God’s people prospered under Samuel because he did not have a position, he had a gift. It seems like a small change from Samuel to Saul because they both seem like kings. But one is a gift and the other is a position. When it’s a gift, God’s people prosper. When they have a position over them, God’s people are squashed, according to the Word of God. God can still use it for some good things. David was a good king. Some good things can happen when the system is wrong. But God said, “I have a better way. My way is Samuel, not Saul.” He said, “I can do some good things if you have a king, but when the problems come you will cry out and I will not answer.” This is what has happened in the denominations, because they build around a man’s gift and they make a man king. He could have been a Samuel, but they made him a Saul. And he was willing to let them make him king.
Some good things can still happen, but on the day of their calamity, they will cry out to God and He will not hear them, and things will fall apart. There will be politics and power plays and there will be gossip and slander, and all these curses that God said would happen will happen. While God can do many good things in any situation, we want only the best. Isn’t this true? God can bless anything out of His mercy, His kindness and His patience. But let’s build His way so that we can get the full blessing! Let’s have many Samuels among us instead of one Saul. Amen?

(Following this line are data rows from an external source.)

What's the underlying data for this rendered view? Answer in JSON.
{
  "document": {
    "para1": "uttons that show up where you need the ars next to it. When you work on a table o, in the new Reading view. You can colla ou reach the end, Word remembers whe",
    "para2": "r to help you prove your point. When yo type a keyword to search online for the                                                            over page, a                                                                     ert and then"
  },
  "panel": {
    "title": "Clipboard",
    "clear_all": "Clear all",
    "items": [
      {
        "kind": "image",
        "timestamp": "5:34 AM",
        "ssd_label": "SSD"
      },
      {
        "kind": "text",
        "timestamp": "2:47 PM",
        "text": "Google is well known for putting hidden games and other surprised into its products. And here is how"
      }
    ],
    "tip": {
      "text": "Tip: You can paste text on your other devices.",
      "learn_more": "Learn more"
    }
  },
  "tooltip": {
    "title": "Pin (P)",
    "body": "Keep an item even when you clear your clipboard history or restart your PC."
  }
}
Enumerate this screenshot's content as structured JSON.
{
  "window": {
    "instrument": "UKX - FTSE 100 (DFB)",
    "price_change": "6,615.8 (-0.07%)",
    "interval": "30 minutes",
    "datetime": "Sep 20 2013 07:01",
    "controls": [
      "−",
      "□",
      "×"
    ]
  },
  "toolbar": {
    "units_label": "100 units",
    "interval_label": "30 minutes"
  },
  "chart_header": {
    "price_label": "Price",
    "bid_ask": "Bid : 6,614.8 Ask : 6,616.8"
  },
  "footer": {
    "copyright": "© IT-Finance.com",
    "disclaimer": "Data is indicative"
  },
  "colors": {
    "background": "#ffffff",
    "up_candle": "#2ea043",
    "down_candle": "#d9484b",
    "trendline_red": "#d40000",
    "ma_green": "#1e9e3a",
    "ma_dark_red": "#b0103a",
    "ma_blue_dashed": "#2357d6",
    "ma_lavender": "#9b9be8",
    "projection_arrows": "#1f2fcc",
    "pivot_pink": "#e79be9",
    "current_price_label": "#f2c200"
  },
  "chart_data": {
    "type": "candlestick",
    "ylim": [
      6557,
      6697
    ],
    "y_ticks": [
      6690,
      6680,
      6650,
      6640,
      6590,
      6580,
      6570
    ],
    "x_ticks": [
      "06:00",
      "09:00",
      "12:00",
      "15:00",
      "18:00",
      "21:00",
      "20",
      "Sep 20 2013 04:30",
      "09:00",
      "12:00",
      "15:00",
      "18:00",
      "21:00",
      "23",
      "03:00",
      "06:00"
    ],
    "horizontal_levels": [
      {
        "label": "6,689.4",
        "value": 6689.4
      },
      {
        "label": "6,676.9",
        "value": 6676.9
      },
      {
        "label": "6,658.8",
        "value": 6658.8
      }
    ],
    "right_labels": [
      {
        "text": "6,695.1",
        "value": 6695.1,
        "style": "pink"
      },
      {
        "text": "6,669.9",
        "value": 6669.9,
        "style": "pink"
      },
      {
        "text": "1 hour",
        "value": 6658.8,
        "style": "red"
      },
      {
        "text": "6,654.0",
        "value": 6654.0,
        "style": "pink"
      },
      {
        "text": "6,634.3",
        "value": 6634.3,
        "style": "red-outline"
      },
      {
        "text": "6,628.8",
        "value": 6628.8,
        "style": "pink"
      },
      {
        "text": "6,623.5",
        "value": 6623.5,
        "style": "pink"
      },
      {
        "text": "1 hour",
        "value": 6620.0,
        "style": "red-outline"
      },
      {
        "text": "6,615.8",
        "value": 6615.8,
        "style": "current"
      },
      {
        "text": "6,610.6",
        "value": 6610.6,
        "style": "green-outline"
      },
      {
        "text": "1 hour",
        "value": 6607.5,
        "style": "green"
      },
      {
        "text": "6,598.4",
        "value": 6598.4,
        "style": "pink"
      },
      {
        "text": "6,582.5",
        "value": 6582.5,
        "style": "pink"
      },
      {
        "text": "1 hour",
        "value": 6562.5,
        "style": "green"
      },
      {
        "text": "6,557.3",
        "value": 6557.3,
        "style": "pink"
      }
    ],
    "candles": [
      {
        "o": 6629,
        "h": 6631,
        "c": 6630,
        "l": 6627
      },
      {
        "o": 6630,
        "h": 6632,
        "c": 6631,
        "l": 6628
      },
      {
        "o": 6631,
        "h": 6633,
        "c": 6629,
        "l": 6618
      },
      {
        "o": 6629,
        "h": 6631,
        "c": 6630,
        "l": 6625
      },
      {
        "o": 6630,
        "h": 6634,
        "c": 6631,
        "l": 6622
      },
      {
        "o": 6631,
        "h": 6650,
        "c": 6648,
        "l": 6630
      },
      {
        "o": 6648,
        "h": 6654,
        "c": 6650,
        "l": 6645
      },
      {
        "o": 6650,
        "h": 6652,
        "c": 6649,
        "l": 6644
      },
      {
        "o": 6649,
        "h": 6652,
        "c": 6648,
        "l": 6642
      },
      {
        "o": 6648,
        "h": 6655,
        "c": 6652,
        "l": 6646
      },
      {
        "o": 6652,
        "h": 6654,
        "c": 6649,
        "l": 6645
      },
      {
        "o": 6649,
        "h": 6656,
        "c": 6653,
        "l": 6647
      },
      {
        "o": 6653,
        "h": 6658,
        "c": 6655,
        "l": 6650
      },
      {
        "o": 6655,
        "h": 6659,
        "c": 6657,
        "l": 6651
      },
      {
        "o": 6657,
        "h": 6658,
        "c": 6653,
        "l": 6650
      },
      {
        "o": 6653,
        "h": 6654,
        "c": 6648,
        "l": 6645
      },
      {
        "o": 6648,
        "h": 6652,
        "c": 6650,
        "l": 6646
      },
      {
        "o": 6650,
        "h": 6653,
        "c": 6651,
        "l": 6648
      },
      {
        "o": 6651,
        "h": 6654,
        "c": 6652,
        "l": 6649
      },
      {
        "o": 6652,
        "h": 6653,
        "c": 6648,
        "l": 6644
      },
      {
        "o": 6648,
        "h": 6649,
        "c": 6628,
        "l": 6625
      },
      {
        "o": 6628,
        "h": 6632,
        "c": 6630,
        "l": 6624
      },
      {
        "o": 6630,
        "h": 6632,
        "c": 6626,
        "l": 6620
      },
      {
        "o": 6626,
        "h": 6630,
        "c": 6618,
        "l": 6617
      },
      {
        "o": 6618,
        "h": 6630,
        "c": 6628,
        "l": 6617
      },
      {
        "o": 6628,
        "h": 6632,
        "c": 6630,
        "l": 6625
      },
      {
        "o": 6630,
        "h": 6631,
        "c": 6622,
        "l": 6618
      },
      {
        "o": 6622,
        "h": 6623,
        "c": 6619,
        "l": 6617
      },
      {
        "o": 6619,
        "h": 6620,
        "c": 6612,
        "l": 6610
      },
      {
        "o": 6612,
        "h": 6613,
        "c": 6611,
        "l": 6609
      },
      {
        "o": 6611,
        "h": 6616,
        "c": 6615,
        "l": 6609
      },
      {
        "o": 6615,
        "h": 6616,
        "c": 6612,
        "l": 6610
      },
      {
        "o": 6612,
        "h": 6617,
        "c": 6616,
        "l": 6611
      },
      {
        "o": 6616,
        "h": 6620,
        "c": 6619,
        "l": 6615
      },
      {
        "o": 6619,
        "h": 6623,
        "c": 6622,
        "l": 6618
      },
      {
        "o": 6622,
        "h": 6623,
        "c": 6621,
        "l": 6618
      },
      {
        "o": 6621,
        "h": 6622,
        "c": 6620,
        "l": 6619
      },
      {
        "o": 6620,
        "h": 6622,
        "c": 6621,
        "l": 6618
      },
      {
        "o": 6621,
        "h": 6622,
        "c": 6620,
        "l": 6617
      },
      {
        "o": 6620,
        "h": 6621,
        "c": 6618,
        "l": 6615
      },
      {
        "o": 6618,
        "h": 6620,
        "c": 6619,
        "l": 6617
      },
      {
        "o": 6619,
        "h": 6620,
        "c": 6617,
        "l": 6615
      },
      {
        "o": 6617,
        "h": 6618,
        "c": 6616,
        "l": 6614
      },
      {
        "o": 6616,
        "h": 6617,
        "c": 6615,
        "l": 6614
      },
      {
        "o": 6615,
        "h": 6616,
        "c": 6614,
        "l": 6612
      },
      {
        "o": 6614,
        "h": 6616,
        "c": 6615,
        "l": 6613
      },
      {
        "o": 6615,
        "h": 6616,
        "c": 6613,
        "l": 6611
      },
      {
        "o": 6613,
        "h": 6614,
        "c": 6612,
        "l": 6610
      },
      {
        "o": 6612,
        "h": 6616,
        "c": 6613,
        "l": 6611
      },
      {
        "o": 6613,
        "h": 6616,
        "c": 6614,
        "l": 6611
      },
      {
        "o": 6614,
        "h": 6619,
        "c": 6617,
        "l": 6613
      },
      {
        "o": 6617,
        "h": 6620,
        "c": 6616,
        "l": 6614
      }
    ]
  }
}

Another difficulty that could happen is if a man goes to get a religious title and education in a seminary, although his heart might be right, when he puts on himself a title, he has to pretend to be something that potentially he really is not. He could have a lot of difficulties in his household, with his marriage and his children, or with roommates and parents. However, because he has a religious title, people will look up to him, instead of just seeing him as a brother among brothers. He will have to act a certain way that’s different than the way he acts at home, as opposed to just being a brother among brothers. There is something inside of us that makes it difficult for us to question the life of the “boss.” So the leaders in a church should not want titles that would hinder the input and help of others in their lives.